Das soziale Engagement der Laienchristen kann also nur von einer tiefen Spiritualität genährt und konsequent, beharrlich und mutig gestaltet werden, das heißt von einem Leben in inniger Verbindung mit Christus, das diesen Gläubigen ermöglicht, die großen theologischen Tugenden – Glaube, Hoffnung und Liebe – durch die Ausübung ihrer schwierigen Verantwortung beim Aufbau einer Gesellschaft zum Ausdruck zu bringen, die weniger weit vom großartigen, weisen Heilsplan Gottes entfernt ist.

3. Diese Richtlinien für Euren verstärkten Einsatz unterbreite ich Euch mit Hochachtung, Hoffnung und Zuneigung.

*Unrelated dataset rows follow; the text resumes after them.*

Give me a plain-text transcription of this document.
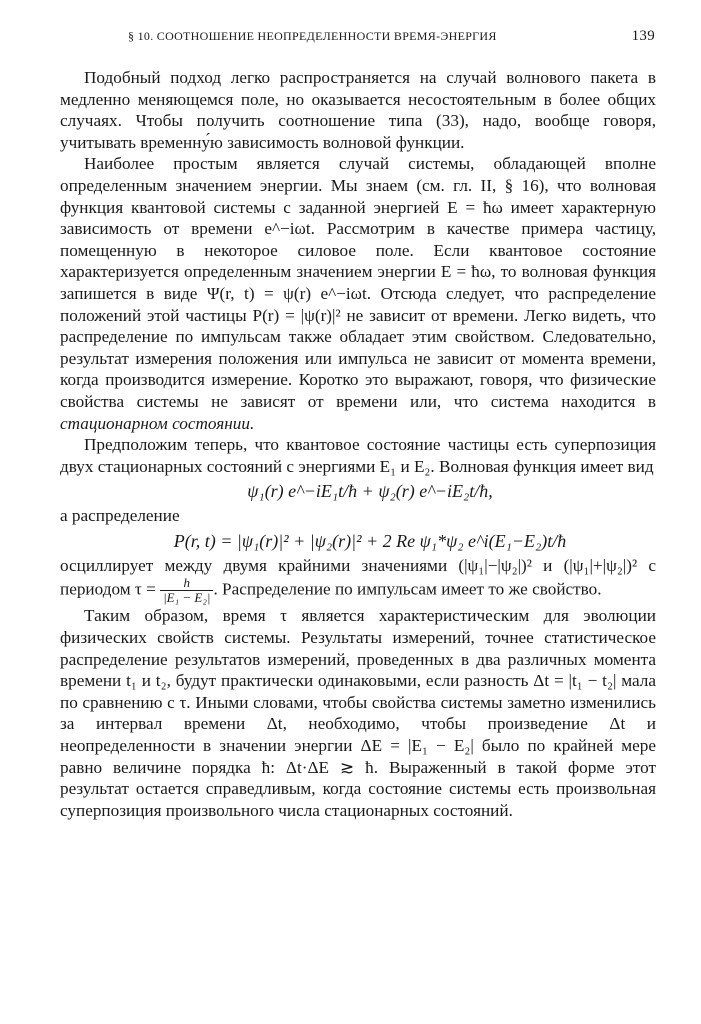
§ 10. СООТНОШЕНИЕ НЕОПРЕДЕЛЕННОСТИ ВРЕМЯ-ЭНЕРГИЯ	139

Подобный подход легко распространяется на случай волнового пакета в медленно меняющемся поле, но оказывается несостоятельным в более общих случаях. Чтобы получить соотношение типа (33), надо, вообще говоря, учитывать временну́ю зависимость волновой функции.

Наиболее простым является случай системы, обладающей вполне определенным значением энергии. Мы знаем (см. гл. II, § 16), что волновая функция квантовой системы с заданной энергией E = ħω имеет характерную зависимость от времени e^−iωt. Рассмотрим в качестве примера частицу, помещенную в некоторое силовое поле. Если квантовое состояние характеризуется определенным значением энергии E = ħω, то волновая функция запишется в виде Ψ(r, t) = ψ(r) e^−iωt. Отсюда следует, что распределение положений этой частицы P(r) = |ψ(r)|² не зависит от времени. Легко видеть, что распределение по импульсам также обладает этим свойством. Следовательно, результат измерения положения или импульса не зависит от момента времени, когда производится измерение. Коротко это выражают, говоря, что физические свойства системы не зависят от времени или, что система находится в стационарном состоянии.

Предположим теперь, что квантовое состояние частицы есть суперпозиция двух стационарных состояний с энергиями E₁ и E₂. Волновая функция имеет вид

ψ₁(r) e^−iE₁t/ħ + ψ₂(r) e^−iE₂t/ħ,

а распределение

P(r, t) = |ψ₁(r)|² + |ψ₂(r)|² + 2 Re ψ₁*ψ₂ e^i(E₁−E₂)t/ħ

осциллирует между двумя крайними значениями (|ψ₁|−|ψ₂|)² и (|ψ₁|+|ψ₂|)² с периодом $\tau = \frac{h}{\text{|E₁ − E₂|}}$ . Распределение по импульсам имеет то же свойство.

Таким образом, время τ является характеристическим для эволюции физических свойств системы. Результаты измерений, точнее статистическое распределение результатов измерений, проведенных в два различных момента времени t₁ и t₂, будут практически одинаковыми, если разность Δt = |t₁ − t₂| мала по сравнению с τ. Иными словами, чтобы свойства системы заметно изменились за интервал времени Δt, необходимо, чтобы произведение Δt и неопределенности в значении энергии ΔE = |E₁ − E₂| было по крайней мере равно величине порядка ħ: Δt·ΔE ≳ ħ. Выраженный в такой форме этот результат остается справедливым, когда состояние системы есть произвольная суперпозиция произвольного числа стационарных состояний.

Meinen aufrichtigen Dank bekunde ich von neuem Eurem Präsidenten, Graf Lorenzo Rossi di Montelera, den Mitgliedern des Verwaltungsrates, den Gründern, allen Förderern und den Geistlichen, die Euch auf Eurem Weg begleiten.

Mit diesen Empfindungen rufe ich von Herzen auf jeden von Euch und auf alle Menschen, die Euch nahestehen, reiche himmlische Gaben herab und erteile Euch allen als Unterpfand dessen meinen Segen.